Seminary students using AI won't develop confessional fluency. They'll learn to sound Reformed without thinking Reformed.

Warning

Confessional subscription means nothing if you don't understand what you're subscribing to.

This creates a pre-catechesis problem. Congregants arrive with AI-shaped assumptions that look Reformed on the surface but subtly undermine every distinctive. They've absorbed the vocabulary without the framework.

"Effectual calling" becomes "God's invitation." "Federal headship" becomes "Adam represented humanity." The words survive; the meaning drains away.

The Distinctions That Matter

Reformed theology exists because distinctions matter.

Justification ≠ sanctification.
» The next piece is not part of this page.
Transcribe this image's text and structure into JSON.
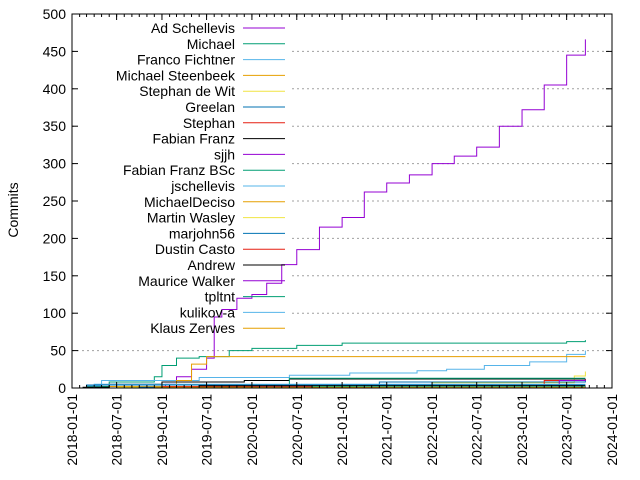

Imputed guilt ≠ inherited tendency. Unconditional ≠ foreseen faith. Federal headship ≠ "we're affected." Effectual calling ≠ "God's invitation."

In our testing, AI tends to collapse every one.

The Reformation was fought over these distinctions. People died for them. They're not pedantic theological hair-splitting—they're the load-bearing walls of how Reformed Christians understand salvation, human nature, and God's sovereignty.

Our preliminary results suggest AI may be slowly, quietly erasing them—one helpful paraphrase at a time.

This is what FaithBench aims to measure. The question isn't whether AI can discuss Reformed theology. It's whether it can discuss it as Reformed—with the precision, the systematic connections, and the confessional commitments that define the tradition.

The distinctions that cost lives to establish may be at risk of being averaged away—and most churches may not be aware it's happening.

Note

Note on preliminary data: FaithBench scores and observations cited in this post are from v1.0, which uses a single LLM judge (Gemini 3 Flash) without human inter-rater reliability validation. Scores should be treated as provisional automated assessments. See our methodology for full details on current limitations.

References

Gloo. (2025, December 15). Gloo unveils the first benchmark exposing how AI misses Christian worldview and values [Press release]. https://gloo.com/press/releases/gloo-unveils-the-first-benchmark-exposing-how-ai-misses-christian-worldview-and-values

Muller, R. A. (2003). Post-Reformation Reformed dogmatics (2nd ed.). Baker Academic.

Tao, Y., et al. (2024). Cultural alignment of large language models. arXiv preprint. https://arxiv.org/abs/2402.13231

Westminster Assembly. (1646). The Westminster Confession of Faith. Available at reformed.org.